## Family Search Community Reconstruction Tutorial
This notebook will demonstrate how to run the community reconstruction process from end-to-end. Ultimately, what community reconstruction does is it adds every nuclear family member in a census to FamilySearch with minimal overlap of data that already exists on the website. It does this through several requests made to the FamilySearch API.

Also, for families that already exist on the tree, this process returns tree-extending hint urls for famillies that are only partially covered on the tree. This way volunteers can go in and add family members of people who already exist on the tree. 

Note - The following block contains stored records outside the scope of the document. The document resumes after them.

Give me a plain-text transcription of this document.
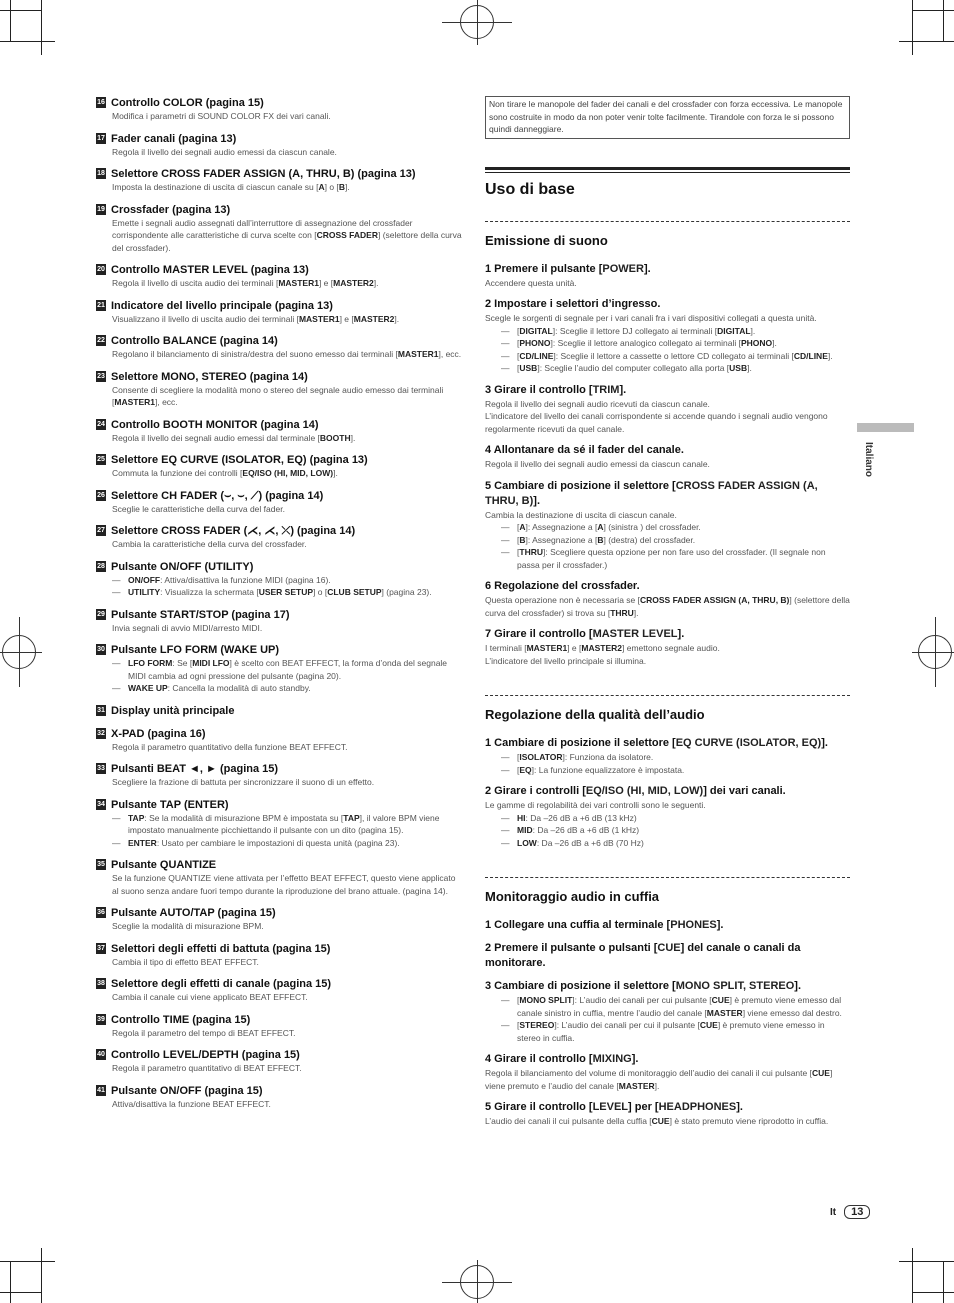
16 Controllo COLOR (pagina 15)
Modifica i parametri di SOUND COLOR FX dei vari canali.
17 Fader canali (pagina 13)
Regola il livello dei segnali audio emessi da ciascun canale.
18 Selettore CROSS FADER ASSIGN (A, THRU, B) (pagina 13)
Imposta la destinazione di uscita di ciascun canale su [A] o [B].
19 Crossfader (pagina 13)
Emette i segnali audio assegnati dall’interruttore di assegnazione del crossfader corrispondente alle caratteristiche di curva scelte con [CROSS FADER] (selettore della curva del crossfader).
20 Controllo MASTER LEVEL (pagina 13)
Regola il livello di uscita audio dei terminali [MASTER1] e [MASTER2].
21 Indicatore del livello principale (pagina 13)
Visualizzano il livello di uscita audio dei terminali [MASTER1] e [MASTER2].
22 Controllo BALANCE (pagina 14)
Regolano il bilanciamento di sinistra/destra del suono emesso dai terminali [MASTER1], ecc.
23 Selettore MONO, STEREO (pagina 14)
Consente di scegliere la modalità mono o stereo del segnale audio emesso dai terminali [MASTER1], ecc.
24 Controllo BOOTH MONITOR (pagina 14)
Regola il livello dei segnali audio emessi dal terminale [BOOTH].
25 Selettore EQ CURVE (ISOLATOR, EQ) (pagina 13)
Commuta la funzione dei controlli [EQ/ISO (HI, MID, LOW)].
26 Selettore CH FADER (⌣, ⌣, ⟋) (pagina 14)
Sceglie le caratteristiche della curva del fader.
27 Selettore CROSS FADER (⋌, ⋌, ⤫) (pagina 14)
Cambia la caratteristiche della curva del crossfader.
28 Pulsante ON/OFF (UTILITY)
— ON/OFF: Attiva/disattiva la funzione MIDI (pagina 16).
— UTILITY: Visualizza la schermata [USER SETUP] o [CLUB SETUP] (pagina 23).
29 Pulsante START/STOP (pagina 17)
Invia segnali di avvio MIDI/arresto MIDI.
30 Pulsante LFO FORM (WAKE UP)
— LFO FORM: Se [MIDI LFO] è scelto con BEAT EFFECT, la forma d’onda del segnale MIDI cambia ad ogni pressione del pulsante (pagina 20).
— WAKE UP: Cancella la modalità di auto standby.
31 Display unità principale
32 X-PAD (pagina 16)
Regola il parametro quantitativo della funzione BEAT EFFECT.
33 Pulsanti BEAT ◄, ► (pagina 15)
Scegliere la frazione di battuta per sincronizzare il suono di un effetto.
34 Pulsante TAP (ENTER)
— TAP: Se la modalità di misurazione BPM è impostata su [TAP], il valore BPM viene impostato manualmente picchiettando il pulsante con un dito (pagina 15).
— ENTER: Usato per cambiare le impostazioni di questa unità (pagina 23).
35 Pulsante QUANTIZE
Se la funzione QUANTIZE viene attivata per l’effetto BEAT EFFECT, questo viene applicato al suono senza andare fuori tempo durante la riproduzione del brano attuale. (pagina 14).
36 Pulsante AUTO/TAP (pagina 15)
Sceglie la modalità di misurazione BPM.
37 Selettori degli effetti di battuta (pagina 15)
Cambia il tipo di effetto BEAT EFFECT.
38 Selettore degli effetti di canale (pagina 15)
Cambia il canale cui viene applicato BEAT EFFECT.
39 Controllo TIME (pagina 15)
Regola il parametro del tempo di BEAT EFFECT.
40 Controllo LEVEL/DEPTH (pagina 15)
Regola il parametro quantitativo di BEAT EFFECT.
41 Pulsante ON/OFF (pagina 15)
Attiva/disattiva la funzione BEAT EFFECT.
Non tirare le manopole del fader dei canali e del crossfader con forza eccessiva. Le manopole sono costruite in modo da non poter venir tolte facilmente. Tirandole con forza le si possono quindi danneggiare.
Uso di base
Emissione di suono
1 Premere il pulsante [POWER].
Accendere questa unità.
2 Impostare i selettori d’ingresso.
Scegle le sorgenti di segnale per i vari canali fra i vari dispositivi collegati a questa unità.
— [DIGITAL]: Sceglie il lettore DJ collegato ai terminali [DIGITAL].
— [PHONO]: Sceglie il lettore analogico collegato ai terminali [PHONO].
— [CD/LINE]: Sceglie il lettore a cassette o lettore CD collegato ai terminali [CD/LINE].
— [USB]: Sceglie l’audio del computer collegato alla porta [USB].
3 Girare il controllo [TRIM].
Regola il livello dei segnali audio ricevuti da ciascun canale.
L’indicatore del livello dei canali corrispondente si accende quando i segnali audio vengono regolarmente ricevuti da quel canale.
4 Allontanare da sé il fader del canale.
Regola il livello dei segnali audio emessi da ciascun canale.
5 Cambiare di posizione il selettore [CROSS FADER ASSIGN (A, THRU, B)].
Cambia la destinazione di uscita di ciascun canale.
— [A]: Assegnazione a [A] (sinistra ) del crossfader.
— [B]: Assegnazione a [B] (destra) del crossfader.
— [THRU]: Scegliere questa opzione per non fare uso del crossfader. (Il segnale non passa per il crossfader.)
6 Regolazione del crossfader.
Questa operazione non è necessaria se [CROSS FADER ASSIGN (A, THRU, B)] (selettore della curva del crossfader) si trova su [THRU].
7 Girare il controllo [MASTER LEVEL].
I terminali [MASTER1] e [MASTER2] emettono segnale audio.
L’indicatore del livello principale si illumina.
Regolazione della qualità dell’audio
1 Cambiare di posizione il selettore [EQ CURVE (ISOLATOR, EQ)].
— [ISOLATOR]: Funziona da isolatore.
— [EQ]: La funzione equalizzatore è impostata.
2 Girare i controlli [EQ/ISO (HI, MID, LOW)] dei vari canali.
Le gamme di regolabilità dei vari controlli sono le seguenti.
— HI: Da –26 dB a +6 dB (13 kHz)
— MID: Da –26 dB a +6 dB (1 kHz)
— LOW: Da –26 dB a +6 dB (70 Hz)
Monitoraggio audio in cuffia
1 Collegare una cuffia al terminale [PHONES].
2 Premere il pulsante o pulsanti [CUE] del canale o canali da monitorare.
3 Cambiare di posizione il selettore [MONO SPLIT, STEREO].
— [MONO SPLIT]: L’audio dei canali per cui pulsante [CUE] è premuto viene emesso dal canale sinistro in cuffia, mentre l’audio del canale [MASTER] viene emesso dal destro.
— [STEREO]: L’audio dei canali per cui il pulsante [CUE] è premuto viene emesso in stereo in cuffia.
4 Girare il controllo [MIXING].
Regola il bilanciamento del volume di monitoraggio dell’audio dei canali il cui pulsante [CUE] viene premuto e l’audio del canale [MASTER].
5 Girare il controllo [LEVEL] per [HEADPHONES].
L’audio dei canali il cui pulsante della cuffia [CUE] è stato premuto viene riprodotto in cuffia.
Italiano
It	13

First you will need to import your census file. This can be any subset of a census so long as it has the required variables:

**ark_id | relationship to head | household id | first name | surname | sex | census date | residence place | birthdate | birth place**


In [1]:
import pandas as pd

df=pd.read_csv('el_paso_census.csv')
df.head()

Unnamed: 0,ark1900,event_date,event_place,household_id,pr_birth_date,pr_birth_place,pr_name_gn,pr_name_surn,pr_relationship_code,pr_sex_code
0,MQMC-111,1900,Precinct 37 &amp; 41 Colorado Springs city War...,468.0,Aug 1858,Pennsylvania,Vincin*,King,Head,Male
1,MQMC-112,1900,Precinct 37 &amp; 41 Colorado Springs city War...,465.0,Oct 1863,Illinois,E A,Forbes,Head,Male
2,MQMC-113,1900,Precinct 37 &amp; 41 Colorado Springs city War...,460.0,Oct 1874,Missouri,Geo,Williams,,Male
3,MQMC-114,1900,Precinct 37 &amp; 41 Colorado Springs city War...,461.0,Feb 1884,Ohio,Beulah,White,Daughter,Female
4,MQMC-115,1900,Precinct 37 &amp; 41 Colorado Springs city War...,466.0,Dec 1868,Illinois,L,Kirkpatrick,Head,Male


### 1. Clean Census Data

Notice that the given name of the first person listed contains a asterisk. Be sure to filter out households containing people who have special characters in either their given or surname. We have steps in the pipeline to ensure these don't get added to the tree, but it is best to just filter these out in the master census file from the start. We also should take out people with any null values.

In [5]:
first_name_filt=df['pr_name_gn'].str.contains('[!@#$%^&*(),?":{}|<>]',regex=True).fillna(True)
last_name_filt=df['pr_name_surn'].str.contains('[!@#$%^&*(),?":{}|<>]',regex=True).fillna(True)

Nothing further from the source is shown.